Many cars now have lights or messages that come on to say “oil change due”. How many people schedule that work the very same week? My bet is <1%. After all where’s the immediate feedback that harm is being done?
Given the vagaries of battery measurement as so well explained by others above, any battery health meter is either going to fail to alert to a deteriorating battery in harsh conditions, or frequently cry wolf in benign conditions. Consider that car batteries last 1/3 to 1/2 the life of any given car. Any given driver will only experience 1 or 2 teachable battery moments before they get a different car.
As a result of the above, the driving public at large will not learn to value or respect the new warning device. Even if some tiny number of gearheads and/or worrywarts might.
It happens that my wife’s car needed a new battery just yesterday. It doesn’t get driven much or for long, the battery is ~5 years old, and in the last several months has cranked very weakly a few times then recovered after a long drive. Then it was stone dead a couple days ago. As a former motorhead I wasn’t surprised at all that it happened, just looking at the age & history. I was surprised it was that particular day. It had cranked strongly and started fine that very morning.
So it’s off to the local national chain car parts store. $150 later I have a new mid-grade store-brand 600 CCA group 34 battery. IOW, I got out of there about as cheaply and generically as possible.
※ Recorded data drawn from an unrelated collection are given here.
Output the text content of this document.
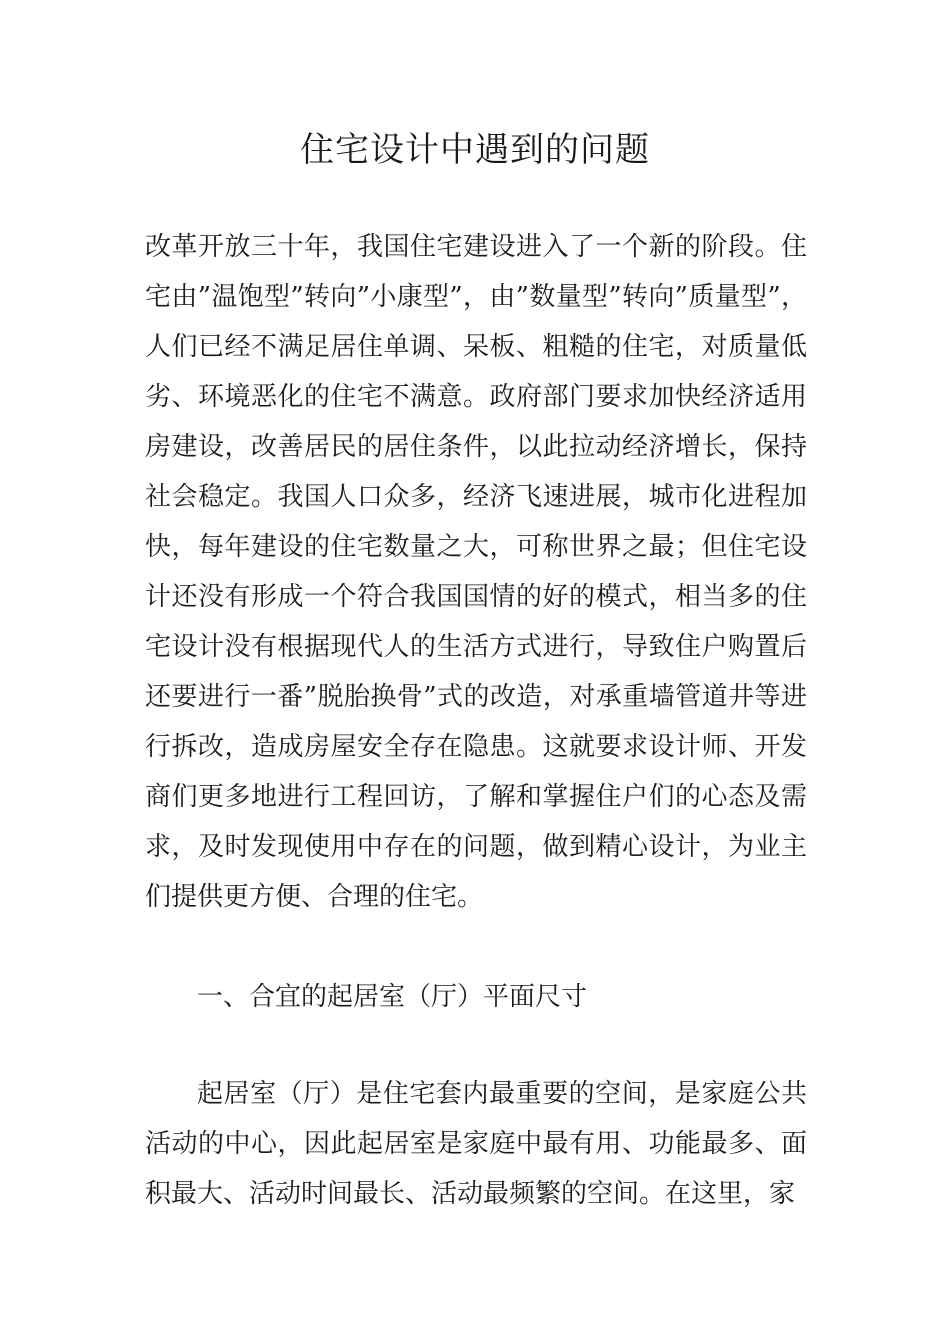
住宅设计中遇到的问题

改革开放三十年，我国住宅建设进入了一个新的阶段。住宅由”温饱型”转向”小康型”，由”数量型”转向”质量型”，人们已经不满足居住单调、呆板、粗糙的住宅，对质量低劣、环境恶化的住宅不满意。政府部门要求加快经济适用房建设，改善居民的居住条件，以此拉动经济增长，保持社会稳定。我国人口众多，经济飞速进展，城市化进程加快，每年建设的住宅数量之大，可称世界之最；但住宅设计还没有形成一个符合我国国情的好的模式，相当多的住宅设计没有根据现代人的生活方式进行，导致住户购置后还要进行一番”脱胎换骨”式的改造，对承重墙管道井等进行拆改，造成房屋安全存在隐患。这就要求设计师、开发商们更多地进行工程回访，了解和掌握住户们的心态及需求，及时发现使用中存在的问题，做到精心设计，为业主们提供更方便、合理的住宅。

一、合宜的起居室（厅）平面尺寸

起居室（厅）是住宅套内最重要的空间，是家庭公共活动的中心，因此起居室是家庭中最有用、功能最多、面积最大、活动时间最长、活动最频繁的空间。在这里，家
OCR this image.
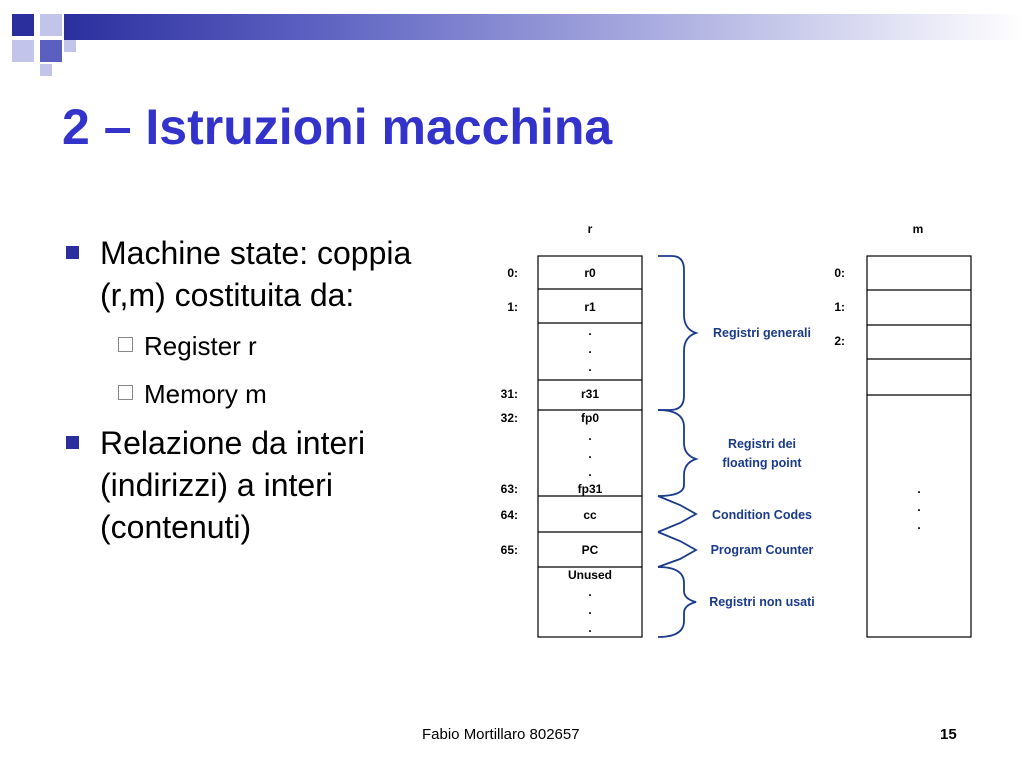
2 – Istruzioni macchina
Machine state: coppia
(r,m) costituita da:
Register r
Memory m
Relazione da interi
(indirizzi) a interi
(contenuti)
r	m
r0
r1
r31
fp0
fp31
cc
PC
Unused
.
.
.
.
.
.
.
.
.
0:
1:
31:
32:
63:
64:
65:
Registri generali
Registri dei
floating point
Condition Codes
Program Counter
Registri non usati
0:
1:
2:
.
.
.
Fabio Mortillaro 802657	15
Batteries for my other car cost over $1000.
I don’t know too many drivers who’d choose to go drop $150 (much less $1000 :eek:) on the strength of their car’s battery health-o-meter changing from “fine” to “likely to fail sometime within the next 6 months”. Which is exactly what my experience and intuition told me was the state of that battery three days ago.
The only way that might work is if the manufacturers will be able to piggyback on the car computer, UI, and sensors for an added cost of a couple of dollars.
BTW, in most cases, a dying battery will announce itself during cranking with a tired cranking noise which most people recognize.
Also, I would recommend to keep such a device in the car, charged, it is useful not only for jump-starting but for many other purposes.
Agree. And perhaps this could be a way for the car’s computer to prognosticate the failure of the battery (or a bad electrical connection at the battery). Each time the car is started, the computer would measure engine RPM when the starter is engaged. The computer would throw an error code when the starting RPM is below a certain threshold value. The algorithm would also compensate for temperature. (The starting RPM will be a little bit lower in a winter climate due to thick oil.)
There seems to be a general belief that modern car batteries die suddenly, whereas in the past you got some warning from weak cranking. I suggest this may be because modern engines almost invariably start at the first attempt.
Thus the number of crankings the battery can perform will drift downwards with no-one the wiser until it falls from one to zero, with no warning.